Beljar Nulis Part II "Cara Tuhan Jatuh Cinta"



           
            Sejenak aku terdiam mencoba menguasai pikiranku. Baru saja bumi terasa bergucang membuatku terjatuh dari rajang tempat tidurku yang baru dan empuk. Aku melihat sekeliling tidak ada yang berubah semua letak barang-barangku tetap sama persis. Gantungan jaket di sebelah kanan pintu tetap rapi dengan jaket buluku berwarna biru dan jaket hitam, warna favoritku. Sedangkan disebelah kiri pintu rak koleksi buku berbentuk ranting pohon yang menghubungkan dasar lantai kamarku dengan atap juga masih sama. Koleksi buku yang kususun berdasarkan jenis karangan, abjad judul buku dan penulis tetap. Di sampingnya beberapa aksesoris seperti jam dinding, pigura foto keluarga 3 tahun yang lalu saat aku masih duduk di kelas satu bangku SMA bersama kedua orang tuaku dan adik laki-laki kesayangankku, gitar hadiah ulang tahunku yang ke 17 dari ayah, dan lukisan seorang wanita duduk di bawah pohon sendiri melihat bulang purnama. Itu adalah lukisan pertamaku belajar dari Ibu. Ibu adalah seorang pelukis cukup ternama di kotaku dan ayah adalah seorang jaksa penuntut umum, sebuah pekerjaan yang penuh resiko dan tanggung jawab moral yang tinggi. Keadaan kamarku tidak ada yang berubah. Bukankan jika gempa menimpa pasti aksesoris kecil-kecil ini akan jatuh. Lagi pula kenapa rumahku terasa sangat sepi bahkan kicau burung Gereja yang hinggap di antara dahan pohon Cemara depan kamarku seperti biasanya tidak ada. aku melirik ke jendela barangkali ada pohon tumbang atau aku berada di tengah laut terbawa arus air seperti kejadian tsunami dalam film-film yang pernah aku lihat. Hasilnya nol tidak ada yang bisa meyakinkan karena jendela tertutup gorden dan di balkon depan kamarku ada banyak tanaman hias dalam pot. Yang terlihat hanya sinar matahari yang menembus celah-celah jendela. Artinya pagi pasti sudah beranjak. Mungkin tadi aku hanya bermimpi. Meskipun sangat jarang aku terjatuh dari tempat tidur. Terakhir saat aku masih TK mungkin usiaku sekitar 4 tahun.
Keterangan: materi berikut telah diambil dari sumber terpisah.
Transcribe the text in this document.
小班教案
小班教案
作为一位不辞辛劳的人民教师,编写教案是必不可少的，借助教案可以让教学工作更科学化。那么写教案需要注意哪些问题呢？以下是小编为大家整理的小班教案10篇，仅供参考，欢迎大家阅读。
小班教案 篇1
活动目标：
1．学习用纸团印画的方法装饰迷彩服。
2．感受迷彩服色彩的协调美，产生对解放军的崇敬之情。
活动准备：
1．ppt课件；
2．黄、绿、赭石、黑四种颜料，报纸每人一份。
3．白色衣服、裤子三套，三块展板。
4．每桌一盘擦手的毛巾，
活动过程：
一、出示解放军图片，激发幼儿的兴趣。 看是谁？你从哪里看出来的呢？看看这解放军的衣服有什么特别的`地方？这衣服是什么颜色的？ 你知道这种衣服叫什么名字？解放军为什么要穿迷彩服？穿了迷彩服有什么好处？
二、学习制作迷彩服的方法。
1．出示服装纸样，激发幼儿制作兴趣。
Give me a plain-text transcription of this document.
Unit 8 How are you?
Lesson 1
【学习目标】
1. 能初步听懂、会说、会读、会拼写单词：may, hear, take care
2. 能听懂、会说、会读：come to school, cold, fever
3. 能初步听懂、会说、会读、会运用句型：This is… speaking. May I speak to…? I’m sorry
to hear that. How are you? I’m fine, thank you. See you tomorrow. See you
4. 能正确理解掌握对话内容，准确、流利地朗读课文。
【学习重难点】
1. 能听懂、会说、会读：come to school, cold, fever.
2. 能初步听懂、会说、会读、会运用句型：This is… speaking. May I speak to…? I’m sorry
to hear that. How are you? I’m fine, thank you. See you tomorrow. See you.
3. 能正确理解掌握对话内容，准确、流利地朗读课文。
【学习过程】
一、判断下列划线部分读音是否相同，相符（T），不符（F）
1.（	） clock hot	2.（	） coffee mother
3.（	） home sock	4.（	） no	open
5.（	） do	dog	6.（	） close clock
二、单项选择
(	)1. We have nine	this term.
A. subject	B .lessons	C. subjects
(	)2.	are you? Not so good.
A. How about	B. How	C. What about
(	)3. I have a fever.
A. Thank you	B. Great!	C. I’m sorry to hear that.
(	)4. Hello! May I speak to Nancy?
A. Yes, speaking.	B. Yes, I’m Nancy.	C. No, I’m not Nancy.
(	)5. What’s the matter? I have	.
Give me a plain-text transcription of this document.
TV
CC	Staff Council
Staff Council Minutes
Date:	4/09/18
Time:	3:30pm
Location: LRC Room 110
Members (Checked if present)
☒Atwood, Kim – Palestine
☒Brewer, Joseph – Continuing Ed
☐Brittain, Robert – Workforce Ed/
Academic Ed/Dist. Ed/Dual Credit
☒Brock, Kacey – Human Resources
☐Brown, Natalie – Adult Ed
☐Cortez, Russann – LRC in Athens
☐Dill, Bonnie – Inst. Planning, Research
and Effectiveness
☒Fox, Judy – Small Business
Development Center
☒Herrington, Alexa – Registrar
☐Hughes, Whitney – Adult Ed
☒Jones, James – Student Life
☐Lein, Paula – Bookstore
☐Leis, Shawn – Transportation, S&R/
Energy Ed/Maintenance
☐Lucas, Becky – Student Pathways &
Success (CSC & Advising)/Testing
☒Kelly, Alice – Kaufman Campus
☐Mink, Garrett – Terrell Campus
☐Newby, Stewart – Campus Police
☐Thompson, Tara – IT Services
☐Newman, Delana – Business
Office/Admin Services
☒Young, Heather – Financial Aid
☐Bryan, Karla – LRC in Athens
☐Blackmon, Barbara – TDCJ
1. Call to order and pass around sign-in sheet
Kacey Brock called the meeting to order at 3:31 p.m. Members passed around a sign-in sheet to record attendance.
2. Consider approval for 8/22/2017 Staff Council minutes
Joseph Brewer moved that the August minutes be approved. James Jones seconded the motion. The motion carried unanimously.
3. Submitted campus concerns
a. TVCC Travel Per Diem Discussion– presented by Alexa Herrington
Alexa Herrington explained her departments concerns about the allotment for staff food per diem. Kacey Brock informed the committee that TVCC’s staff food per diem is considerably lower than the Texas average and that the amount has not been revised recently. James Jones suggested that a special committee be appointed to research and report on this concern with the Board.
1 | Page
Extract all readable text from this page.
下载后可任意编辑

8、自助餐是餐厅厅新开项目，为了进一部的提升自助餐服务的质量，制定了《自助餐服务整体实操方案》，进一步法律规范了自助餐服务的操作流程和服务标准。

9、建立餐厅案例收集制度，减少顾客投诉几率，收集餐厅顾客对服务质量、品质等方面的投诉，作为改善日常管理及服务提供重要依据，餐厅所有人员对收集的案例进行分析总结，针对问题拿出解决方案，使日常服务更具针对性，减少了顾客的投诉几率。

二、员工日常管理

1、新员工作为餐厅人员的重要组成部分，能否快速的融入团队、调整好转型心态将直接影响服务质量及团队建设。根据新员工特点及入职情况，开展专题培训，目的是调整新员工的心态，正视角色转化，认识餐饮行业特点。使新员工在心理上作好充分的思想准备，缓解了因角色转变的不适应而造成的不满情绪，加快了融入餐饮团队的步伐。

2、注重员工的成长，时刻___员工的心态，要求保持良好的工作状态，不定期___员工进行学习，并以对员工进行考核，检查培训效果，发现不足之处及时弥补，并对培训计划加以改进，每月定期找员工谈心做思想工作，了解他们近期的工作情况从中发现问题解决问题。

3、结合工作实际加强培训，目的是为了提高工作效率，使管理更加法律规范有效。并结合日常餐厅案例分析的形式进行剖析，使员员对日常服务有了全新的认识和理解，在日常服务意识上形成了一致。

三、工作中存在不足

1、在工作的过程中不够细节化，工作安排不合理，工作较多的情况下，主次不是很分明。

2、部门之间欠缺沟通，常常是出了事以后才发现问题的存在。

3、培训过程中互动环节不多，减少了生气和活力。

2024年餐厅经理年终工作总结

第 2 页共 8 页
            Aku harus bangun sebelum ibu datang memarahi dan menghukumku untuk mengepel seluruh rumah sedangkan bibi yang sering membantu pekerjaan rumah diliburkan sementara. Itulah cara ibuku mendidik anak-anaknya. Hukuman yang diberikan sangat mendidik terkadang aku dan adekku harus membaca eksklopedia full bahasa Inggris atau buku dongeng pewayangan atau buku fiksi karya penulis terkenal seperti karya Andrea Hirata, Habiburahman El-Shirazy, Tereliye atau penulis lainnya. Lalu aku dan adekku akan ditanya isinya sesuai waktu yang ditentukan. Sedangkan ayah hanya tersenyum dan sering memberi dukungan kepada kami. Tapi, jika ayah marah karena ulah kami hukuman yang diberikan jauh lebih berat kami harus menghafal isi Undang-Undang NKRI dan memaparkan isinya atau melakukan pengabdian masyarkat seperti menjadi pelayan di panti jompo atau tinggal di rumah nenek di pelosok desa menjadi petani. Bekal yang diberikan hanya baju, uang dan gadget disita. Di sana pun tidak ada jaringan internet, tidak ada angkutan umum untuk ke kota harus naik kendaraan pribadi dan melewati daerah perhutani yang sarat pohon-pohon besar dan hantu penunggunya. Jarak yang harus di tepuh sekitar 45 menit. Saat musim kemarau air PDAM sering mati. Sumur yang ada cukup jauh sekitar 1 km dan sulit ditempuh dengan kendaraan. Bisa dibayangkan rasanya seperti terisolasi. Untung masih ada tv, radio, dan listrik.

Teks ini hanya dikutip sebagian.